Taraflar arasında varlığı ihtilafsız sözleşme celp edilmek suretiyle sözleşmede alınacak masraflara ilişkin hükümler değerlendirilerek sözleşmede alınacak masraflara ilişkin oran belirtilmiş olması halinde bu orana göre, oran konusunda hüküm bulunmaması halinde, bankanın masraflara ilişkin olarak belirlediği ve ilan ettiği oranlar bulunup bulunmadığı tespit edilmeli, varsa yine bu oran üzerinden masraf tahsil edilebileceği kabul edilmeli, ilan edilen bir tutar bulunmaması halinde ise tahsil edilen masrafların, aynı miktarda ve aynı vade ve faiz oranlarıyla kullanılan diğer emsal banka uygulamalarına göre orantılı olup olmadığı değerlendirilerek sonucuna göre karar verilmelidir. Ayrıca 5411 sayılı Bankacılık Kanunu’nun 144. maddesi kapsamında, Bakanlar Kurulu’nun 16.10.2006 tarih ve 2006/11188 sayılı kararına istinaden Merkez Bankası’nın 2006/1 sayılı Tebliği’de göz önüne alınmalıdır. Yine alınan ekspertiz ücretlerinin de dayandığı krediler incelenerek ekspertiz yapılıp yapılmadığı, ekspertiz faturasının bulunup bulunmadığı hususları da incelenmelidir. Bu durumda gerekirse yerinde inceleme yetkisi verilmek suretiyle yeni bir bilirkişiden ayrıntılı gerekçeli denetime elverişli rapor alınıp sonucuna göre, yargılamaya devamla esas hakkında karar verilmesi gerekir. Açıklanan bu yön gözetilmeksizin yazılı şekilde karar verilmesi usul ve yasaya uygun değildir.” gerekçesiyle kaldırılmıştır.

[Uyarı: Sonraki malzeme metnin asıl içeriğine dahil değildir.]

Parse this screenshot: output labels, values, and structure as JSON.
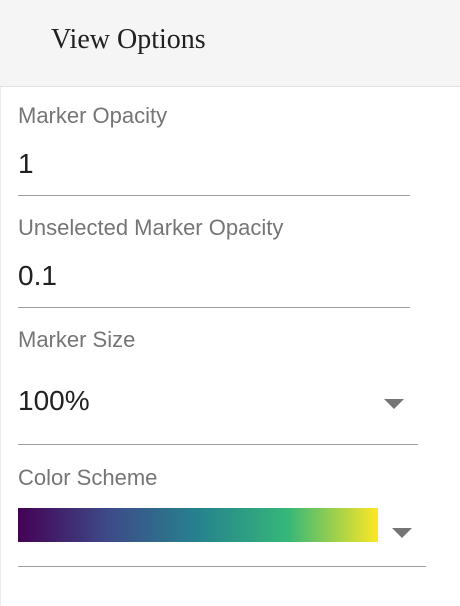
{
  "header": {
    "title": "View Options"
  },
  "fields": {
    "marker_opacity": {
      "label": "Marker Opacity",
      "value": "1"
    },
    "unselected_marker_opacity": {
      "label": "Unselected Marker Opacity",
      "value": "0.1"
    },
    "marker_size": {
      "label": "Marker Size",
      "value": "100%"
    },
    "color_scheme": {
      "label": "Color Scheme",
      "gradient_colors": [
        "#440154",
        "#3e4a89",
        "#26828e",
        "#35b779",
        "#fde725"
      ]
    }
  },
  "icons": {
    "dropdown": "caret-down-icon"
  },
  "colors": {
    "label": "#757575",
    "text": "#212121",
    "underline": "#9e9e9e",
    "header_bg": "#f5f5f5"
  }
}
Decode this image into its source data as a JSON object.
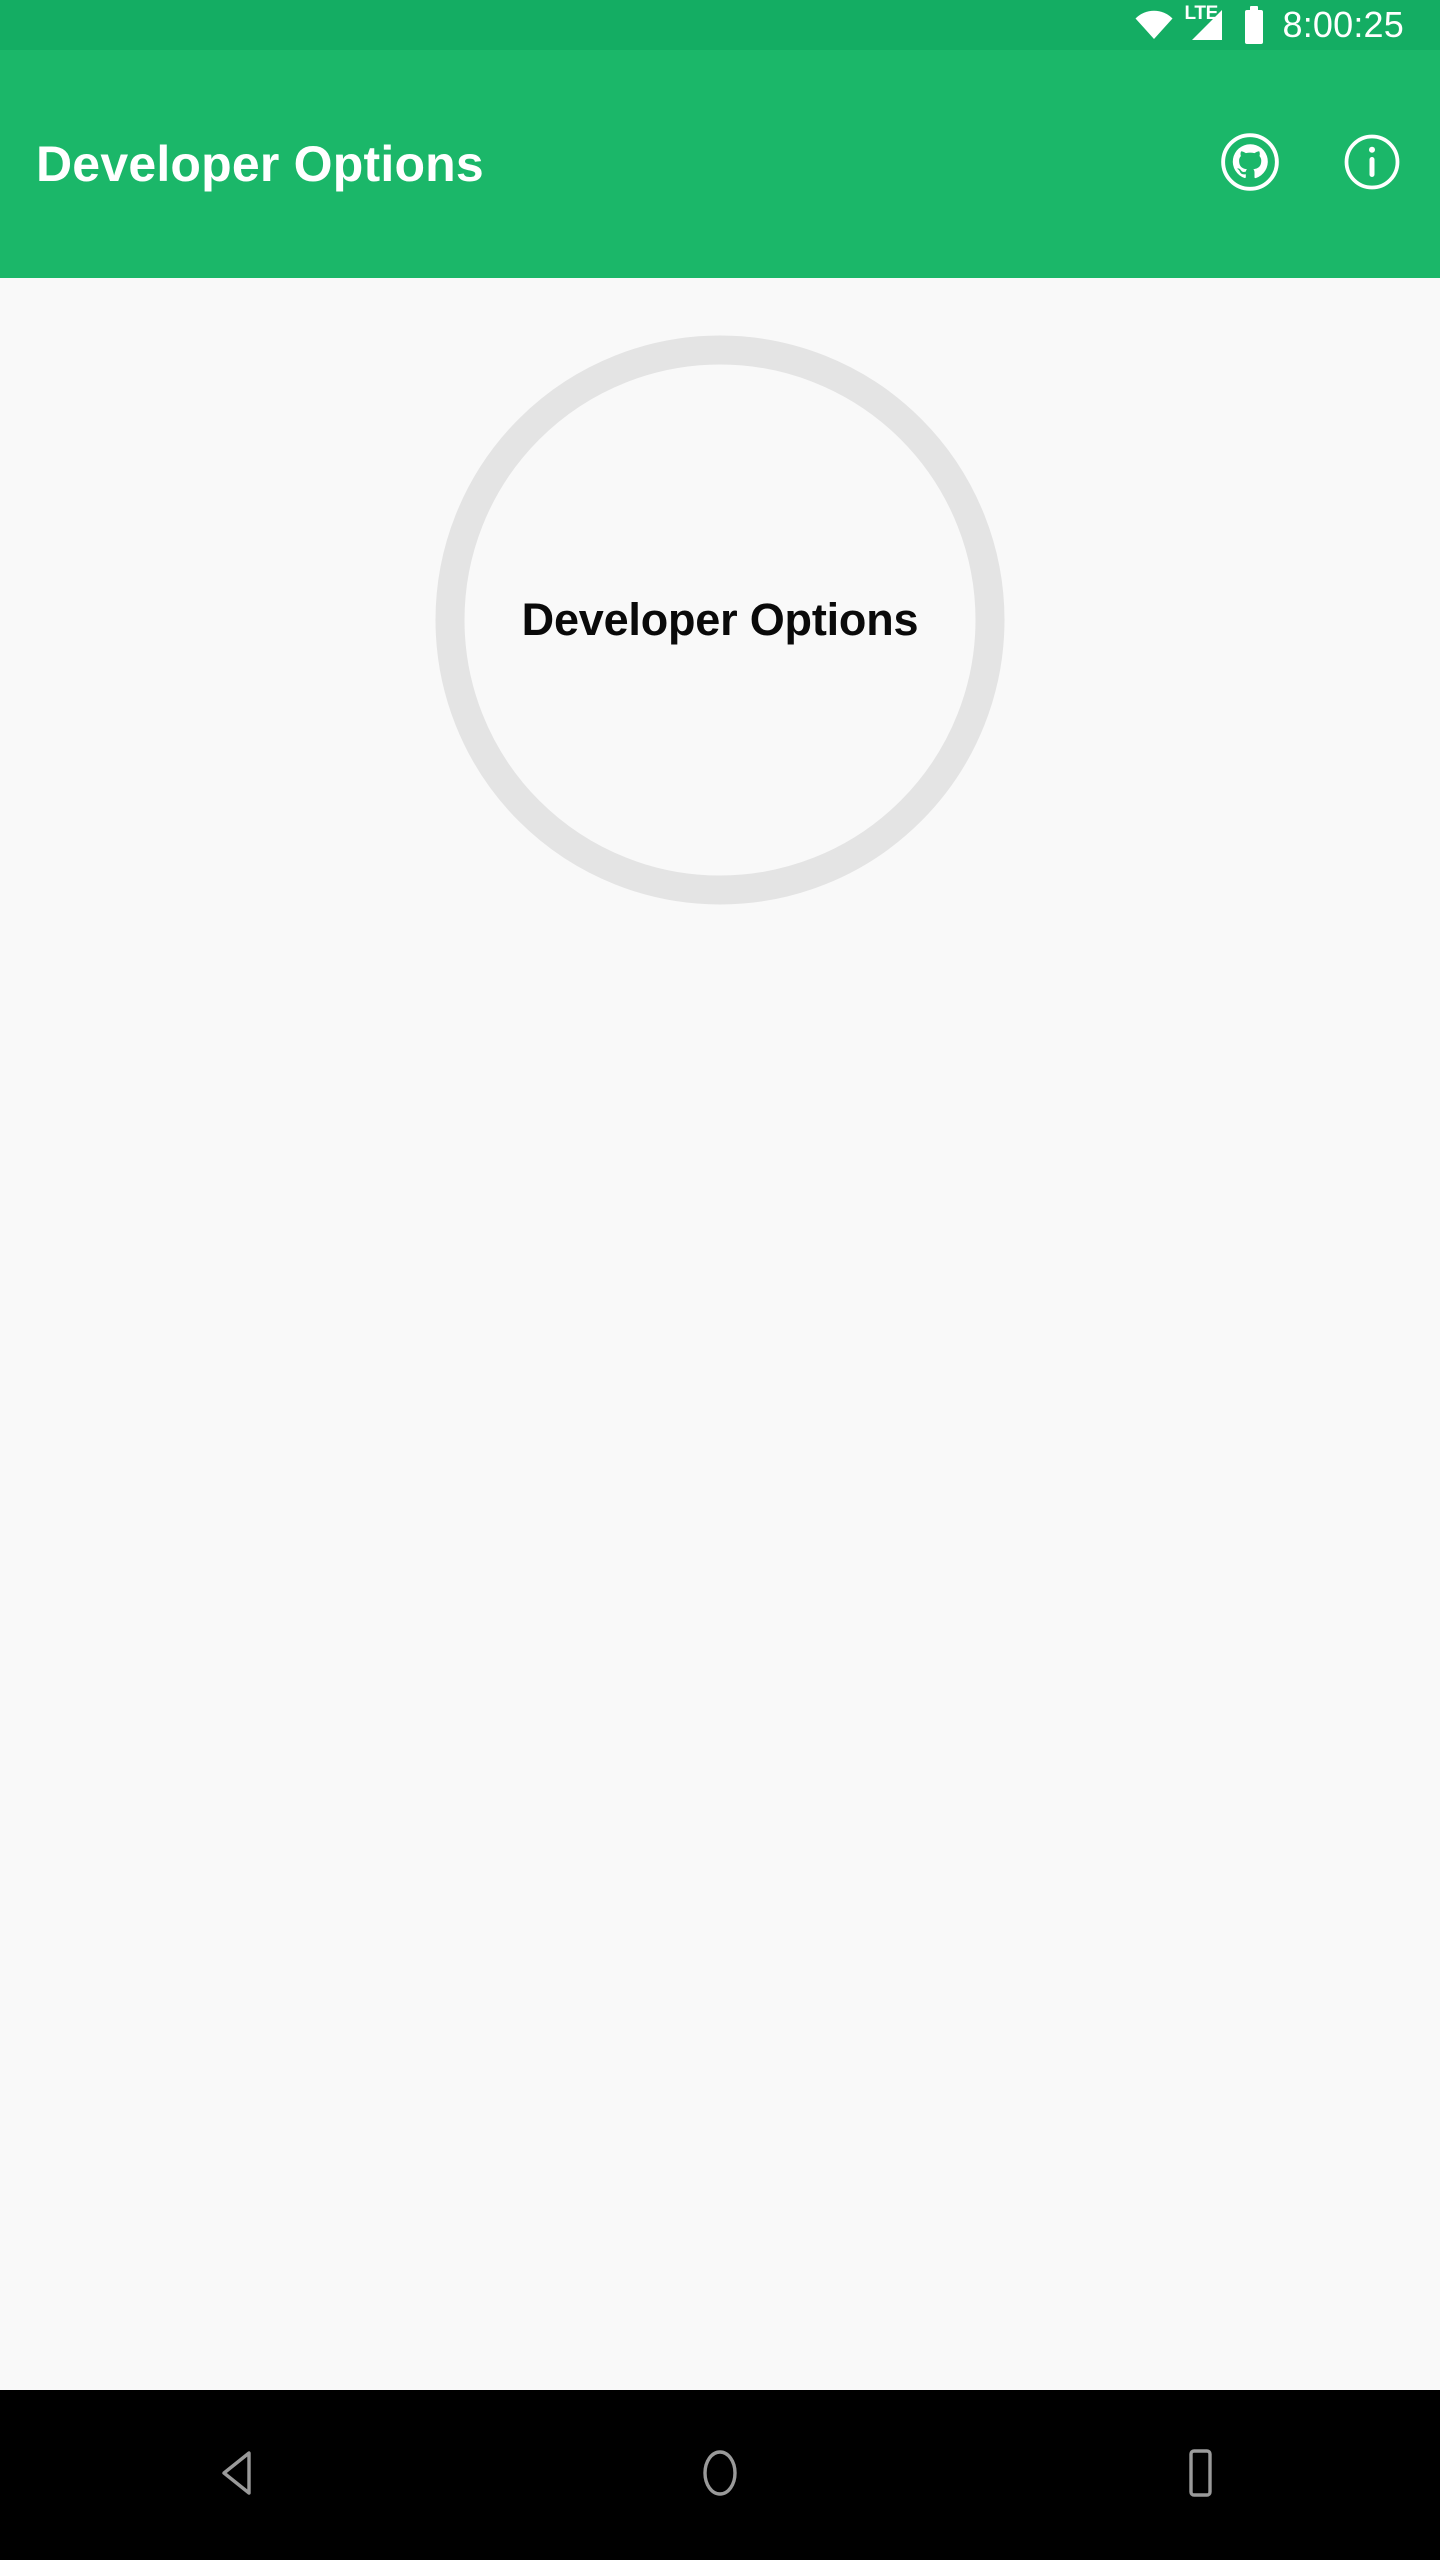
{
  "status_bar": {
    "background_color": "#14ad63",
    "network_label": "LTE",
    "time": "8:00:25",
    "icons": [
      "wifi-icon",
      "lte-signal-icon",
      "battery-icon"
    ]
  },
  "app_bar": {
    "background_color": "#1bb769",
    "title": "Developer Options",
    "actions": [
      {
        "name": "github-icon",
        "label": "GitHub"
      },
      {
        "name": "info-icon",
        "label": "Info"
      }
    ]
  },
  "content": {
    "background_color": "#f9f9f9",
    "progress_circle": {
      "label": "Developer Options",
      "ring_color": "#e4e4e4",
      "text_color": "#0a0a0a"
    }
  },
  "nav_bar": {
    "background_color": "#000000",
    "buttons": [
      {
        "name": "nav-back-button",
        "label": "Back"
      },
      {
        "name": "nav-home-button",
        "label": "Home"
      },
      {
        "name": "nav-recents-button",
        "label": "Recents"
      }
    ]
  }
}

Mahkememizce taraf teşkili sağlandıktan sonra yargılamaya devam edilmiştir.
Bankacı bilirkişi … tarafından düzenlenen … tarihli bilirkişi raporunda özetle:
Taraflar arasında imzalanmış Genel Kredi Sözleşmesinin “Faiz, Temerrrüt, Vergi ve Masraflar, Komisyon” başlıklı 4.maddesinde;
Müşteri ile ayrıca mutabakata varılmamış olması halinde, uygulanacak komisyon, ücret, masraf ve sair gider oranları, bankanın işlem tarihinde benzer krediler ve hesaplar için uyguladığı oranlar olacaktır. Bankanın benzer krediler ve hesaplar için cari olan oranları geçmemek üzere, her nevi komisyon, ücret, masraf oranı/tutarlarını artırmaya hakkı vardır. Komsisyon ve ücretler peşin olarak tahsil edilir.
Müşteri, bankanın işbu sözleşme uyarınca açtığı ve açacağı her türlü krediler ile hesaplar ve aldığı teminatlar ile ilgili olarak sektör normlarına göre belirlediği/belirleyeceği veya yetkili merciler tarafından saptanan veya ileride saptanacak olan oranları geçmemek üzere, her nevi komisyonu, hesap işletim ücretlerini, yasal ve Banka düzenlemelerine veya müşteri ile banka arasında ayrıca mutabakata varılmamış olması halinde dahi bankacılık uygulamaları ve teamüllere göre talep edilebilecek komisyon ve ücretleri, vergi ve sair giderleri, Bankaya derhal ödemekle yükümlüdür.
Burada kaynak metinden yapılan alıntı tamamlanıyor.